In recent months, corporate chiefs including Origin Energy’s managing director Grant King have blamed efforts to promote solar and wind energy for driving up electricity costs. If solar PV owners retain access to the grid but source little power from it, costs will be higher for everybody else, Mr King said in March.

Mr Evans, though, said about 2.5 million Australians live in home with solar PV or solar hot water systems, or both. He predicted many of these households, ranging from outer suburbs to the bush, had sunk $8 billion into PV alone and would be prepared to protect the value of that investment.

Among the group’s first actions would be to campaign against the introduction of recommendations from Queensland’s Competition Authority that would force solar owners to pay more to connect to the grid.

“They’re suggesting solar users should pay time of use tariffs when consuming electricity from the grid and it’s not clear other consumers will be obliged to do that,” Mr Evans said.

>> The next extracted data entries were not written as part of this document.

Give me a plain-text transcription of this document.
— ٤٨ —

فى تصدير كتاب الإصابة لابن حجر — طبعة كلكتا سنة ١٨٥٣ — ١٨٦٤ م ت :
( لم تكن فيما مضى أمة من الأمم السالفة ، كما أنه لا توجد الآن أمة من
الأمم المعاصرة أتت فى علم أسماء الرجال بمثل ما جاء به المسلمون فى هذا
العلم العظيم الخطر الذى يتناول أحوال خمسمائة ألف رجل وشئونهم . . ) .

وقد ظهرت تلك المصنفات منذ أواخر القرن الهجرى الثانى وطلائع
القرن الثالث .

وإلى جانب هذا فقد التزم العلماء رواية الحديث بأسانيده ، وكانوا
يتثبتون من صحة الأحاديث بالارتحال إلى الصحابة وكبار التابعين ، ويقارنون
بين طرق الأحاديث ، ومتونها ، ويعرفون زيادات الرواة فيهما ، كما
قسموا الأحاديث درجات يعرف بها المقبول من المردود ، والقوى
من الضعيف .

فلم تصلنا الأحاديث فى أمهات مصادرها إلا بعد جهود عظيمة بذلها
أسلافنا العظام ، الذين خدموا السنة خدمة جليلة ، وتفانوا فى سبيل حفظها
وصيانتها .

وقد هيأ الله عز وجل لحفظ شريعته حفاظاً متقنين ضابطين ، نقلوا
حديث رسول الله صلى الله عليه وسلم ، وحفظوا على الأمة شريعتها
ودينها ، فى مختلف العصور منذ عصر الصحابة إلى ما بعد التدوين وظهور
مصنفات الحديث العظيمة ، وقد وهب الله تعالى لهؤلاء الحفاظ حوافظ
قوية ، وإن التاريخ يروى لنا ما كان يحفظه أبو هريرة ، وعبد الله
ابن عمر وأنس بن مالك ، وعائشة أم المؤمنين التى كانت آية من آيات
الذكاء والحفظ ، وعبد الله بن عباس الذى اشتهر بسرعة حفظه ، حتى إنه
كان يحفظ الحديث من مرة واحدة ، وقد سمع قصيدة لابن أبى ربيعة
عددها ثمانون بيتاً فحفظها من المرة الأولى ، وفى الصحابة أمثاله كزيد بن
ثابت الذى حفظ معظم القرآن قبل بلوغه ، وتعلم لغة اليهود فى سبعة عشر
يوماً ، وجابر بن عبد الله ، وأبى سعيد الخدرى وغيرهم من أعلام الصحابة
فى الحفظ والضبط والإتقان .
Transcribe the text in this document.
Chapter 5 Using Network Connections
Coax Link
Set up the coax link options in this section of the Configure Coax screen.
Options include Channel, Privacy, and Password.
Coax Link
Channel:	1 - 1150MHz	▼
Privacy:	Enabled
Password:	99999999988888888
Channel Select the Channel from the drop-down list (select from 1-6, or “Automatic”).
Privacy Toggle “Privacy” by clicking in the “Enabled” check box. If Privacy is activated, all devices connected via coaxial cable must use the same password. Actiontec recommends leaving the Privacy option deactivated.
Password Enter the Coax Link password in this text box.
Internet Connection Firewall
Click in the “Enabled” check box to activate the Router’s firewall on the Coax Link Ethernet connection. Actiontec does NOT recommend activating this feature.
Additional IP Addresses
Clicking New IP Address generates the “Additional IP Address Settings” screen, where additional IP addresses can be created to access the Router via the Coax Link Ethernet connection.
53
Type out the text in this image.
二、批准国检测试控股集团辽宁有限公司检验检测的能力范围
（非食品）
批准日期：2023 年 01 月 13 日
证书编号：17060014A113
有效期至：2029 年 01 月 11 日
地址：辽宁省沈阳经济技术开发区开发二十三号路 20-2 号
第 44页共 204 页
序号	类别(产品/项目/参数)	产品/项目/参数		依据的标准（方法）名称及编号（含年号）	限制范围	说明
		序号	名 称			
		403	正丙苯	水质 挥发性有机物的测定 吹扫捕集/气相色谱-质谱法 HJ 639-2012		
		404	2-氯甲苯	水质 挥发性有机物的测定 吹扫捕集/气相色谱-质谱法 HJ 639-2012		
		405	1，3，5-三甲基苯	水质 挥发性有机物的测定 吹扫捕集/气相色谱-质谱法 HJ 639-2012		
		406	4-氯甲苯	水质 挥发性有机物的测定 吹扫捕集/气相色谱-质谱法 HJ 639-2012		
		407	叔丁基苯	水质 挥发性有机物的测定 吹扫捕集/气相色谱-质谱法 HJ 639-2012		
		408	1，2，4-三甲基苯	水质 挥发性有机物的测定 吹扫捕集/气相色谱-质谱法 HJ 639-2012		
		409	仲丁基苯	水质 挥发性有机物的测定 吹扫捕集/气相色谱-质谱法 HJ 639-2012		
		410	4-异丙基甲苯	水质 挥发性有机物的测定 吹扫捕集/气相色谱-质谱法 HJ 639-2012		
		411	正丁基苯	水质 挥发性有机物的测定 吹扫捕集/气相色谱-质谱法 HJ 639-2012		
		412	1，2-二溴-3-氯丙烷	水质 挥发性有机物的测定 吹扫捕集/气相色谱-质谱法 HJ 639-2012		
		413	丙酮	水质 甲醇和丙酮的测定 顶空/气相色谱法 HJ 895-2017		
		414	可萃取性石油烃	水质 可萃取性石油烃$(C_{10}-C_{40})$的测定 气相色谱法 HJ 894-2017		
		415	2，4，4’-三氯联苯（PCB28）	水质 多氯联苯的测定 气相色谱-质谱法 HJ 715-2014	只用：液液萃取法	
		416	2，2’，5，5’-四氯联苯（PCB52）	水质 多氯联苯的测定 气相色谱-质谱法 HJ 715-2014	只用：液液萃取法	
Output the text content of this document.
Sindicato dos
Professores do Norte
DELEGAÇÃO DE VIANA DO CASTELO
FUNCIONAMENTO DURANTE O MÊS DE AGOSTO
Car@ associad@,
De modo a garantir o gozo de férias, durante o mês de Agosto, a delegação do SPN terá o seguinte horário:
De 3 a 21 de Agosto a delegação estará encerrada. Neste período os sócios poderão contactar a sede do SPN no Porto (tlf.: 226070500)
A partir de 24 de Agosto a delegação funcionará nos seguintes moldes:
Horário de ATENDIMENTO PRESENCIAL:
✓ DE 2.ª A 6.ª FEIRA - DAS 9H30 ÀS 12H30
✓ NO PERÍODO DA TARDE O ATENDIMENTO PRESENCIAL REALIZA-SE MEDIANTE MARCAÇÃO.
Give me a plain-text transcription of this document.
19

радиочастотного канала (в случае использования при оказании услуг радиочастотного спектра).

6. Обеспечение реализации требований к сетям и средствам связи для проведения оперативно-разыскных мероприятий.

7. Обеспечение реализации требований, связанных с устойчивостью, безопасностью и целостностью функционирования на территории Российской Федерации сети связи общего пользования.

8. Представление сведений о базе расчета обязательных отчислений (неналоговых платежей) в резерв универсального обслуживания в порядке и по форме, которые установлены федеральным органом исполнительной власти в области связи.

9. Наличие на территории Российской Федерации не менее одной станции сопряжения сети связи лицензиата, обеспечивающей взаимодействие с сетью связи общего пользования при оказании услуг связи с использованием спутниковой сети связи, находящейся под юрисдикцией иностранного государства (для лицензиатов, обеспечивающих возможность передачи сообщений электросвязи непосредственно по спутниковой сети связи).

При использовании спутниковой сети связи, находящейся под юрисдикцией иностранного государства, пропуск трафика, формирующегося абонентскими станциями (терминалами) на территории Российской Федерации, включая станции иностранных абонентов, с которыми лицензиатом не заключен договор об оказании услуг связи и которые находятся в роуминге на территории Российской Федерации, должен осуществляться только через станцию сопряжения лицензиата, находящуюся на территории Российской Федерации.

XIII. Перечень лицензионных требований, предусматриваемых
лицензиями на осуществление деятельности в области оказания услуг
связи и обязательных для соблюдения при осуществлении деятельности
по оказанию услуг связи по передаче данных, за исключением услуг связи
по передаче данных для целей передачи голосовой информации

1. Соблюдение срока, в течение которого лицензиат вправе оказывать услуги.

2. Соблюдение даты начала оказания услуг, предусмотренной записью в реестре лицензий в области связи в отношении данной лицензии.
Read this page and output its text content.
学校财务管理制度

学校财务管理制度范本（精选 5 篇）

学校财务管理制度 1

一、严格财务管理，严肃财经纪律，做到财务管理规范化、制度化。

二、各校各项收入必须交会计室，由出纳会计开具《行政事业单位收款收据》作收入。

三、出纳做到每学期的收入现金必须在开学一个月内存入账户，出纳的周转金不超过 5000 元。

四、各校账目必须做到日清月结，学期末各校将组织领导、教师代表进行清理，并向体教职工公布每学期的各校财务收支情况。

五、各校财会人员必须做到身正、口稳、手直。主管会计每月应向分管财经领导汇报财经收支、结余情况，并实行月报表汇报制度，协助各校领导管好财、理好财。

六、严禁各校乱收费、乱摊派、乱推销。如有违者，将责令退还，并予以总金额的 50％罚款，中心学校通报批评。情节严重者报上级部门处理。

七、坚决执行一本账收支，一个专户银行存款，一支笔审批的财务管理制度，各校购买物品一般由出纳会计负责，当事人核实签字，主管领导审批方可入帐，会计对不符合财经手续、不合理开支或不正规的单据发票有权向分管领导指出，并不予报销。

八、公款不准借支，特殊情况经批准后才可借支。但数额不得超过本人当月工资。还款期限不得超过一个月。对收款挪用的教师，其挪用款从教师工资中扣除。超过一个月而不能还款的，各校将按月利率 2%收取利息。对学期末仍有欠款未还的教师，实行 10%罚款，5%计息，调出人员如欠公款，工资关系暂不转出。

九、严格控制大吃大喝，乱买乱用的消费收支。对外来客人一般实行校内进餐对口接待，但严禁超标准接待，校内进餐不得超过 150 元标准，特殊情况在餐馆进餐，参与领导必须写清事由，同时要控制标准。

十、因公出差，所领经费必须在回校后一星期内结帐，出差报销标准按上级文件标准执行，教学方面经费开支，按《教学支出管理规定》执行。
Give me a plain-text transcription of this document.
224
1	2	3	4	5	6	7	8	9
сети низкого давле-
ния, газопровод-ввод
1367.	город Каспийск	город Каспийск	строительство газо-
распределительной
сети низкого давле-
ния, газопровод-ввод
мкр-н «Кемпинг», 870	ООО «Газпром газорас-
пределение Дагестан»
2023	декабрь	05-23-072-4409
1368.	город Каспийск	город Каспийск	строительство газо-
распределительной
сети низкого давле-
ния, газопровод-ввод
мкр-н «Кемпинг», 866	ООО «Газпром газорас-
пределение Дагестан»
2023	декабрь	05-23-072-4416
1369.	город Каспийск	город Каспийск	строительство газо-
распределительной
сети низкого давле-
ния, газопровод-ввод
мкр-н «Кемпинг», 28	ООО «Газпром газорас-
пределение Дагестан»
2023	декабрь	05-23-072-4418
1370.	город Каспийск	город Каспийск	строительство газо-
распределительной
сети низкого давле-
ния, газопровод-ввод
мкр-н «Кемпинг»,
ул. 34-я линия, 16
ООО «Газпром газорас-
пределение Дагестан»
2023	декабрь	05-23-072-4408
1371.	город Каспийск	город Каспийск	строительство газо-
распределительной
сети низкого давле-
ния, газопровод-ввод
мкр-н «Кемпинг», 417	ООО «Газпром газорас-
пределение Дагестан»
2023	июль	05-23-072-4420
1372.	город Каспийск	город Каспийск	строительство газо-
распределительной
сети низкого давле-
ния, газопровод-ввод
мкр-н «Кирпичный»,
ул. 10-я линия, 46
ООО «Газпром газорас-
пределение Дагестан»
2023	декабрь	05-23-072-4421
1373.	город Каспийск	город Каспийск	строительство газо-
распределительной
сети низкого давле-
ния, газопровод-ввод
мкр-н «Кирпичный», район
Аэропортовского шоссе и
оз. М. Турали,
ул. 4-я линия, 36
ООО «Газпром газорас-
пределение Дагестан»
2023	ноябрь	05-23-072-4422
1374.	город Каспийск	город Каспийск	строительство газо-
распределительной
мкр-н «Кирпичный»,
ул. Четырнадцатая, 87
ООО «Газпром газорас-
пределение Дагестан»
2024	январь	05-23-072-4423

“If they’re going to do that fairly (in Queensland), they’re going to have to do that for everyone who gets an air-conditioner,” Craig Memery, energy policy advocate at the Alternative Technology Association, said. “Those who don’t have air-conditioners very heavily cross-subsidise those who do.”

Mr Memery said it was very important that conditions PV owners signed up for are preserved. With their numbers swelling at the rate of thousands across the country, their clout is only likely to grow.

“It’s at the point where politicians will have to listen to what this group has to say.”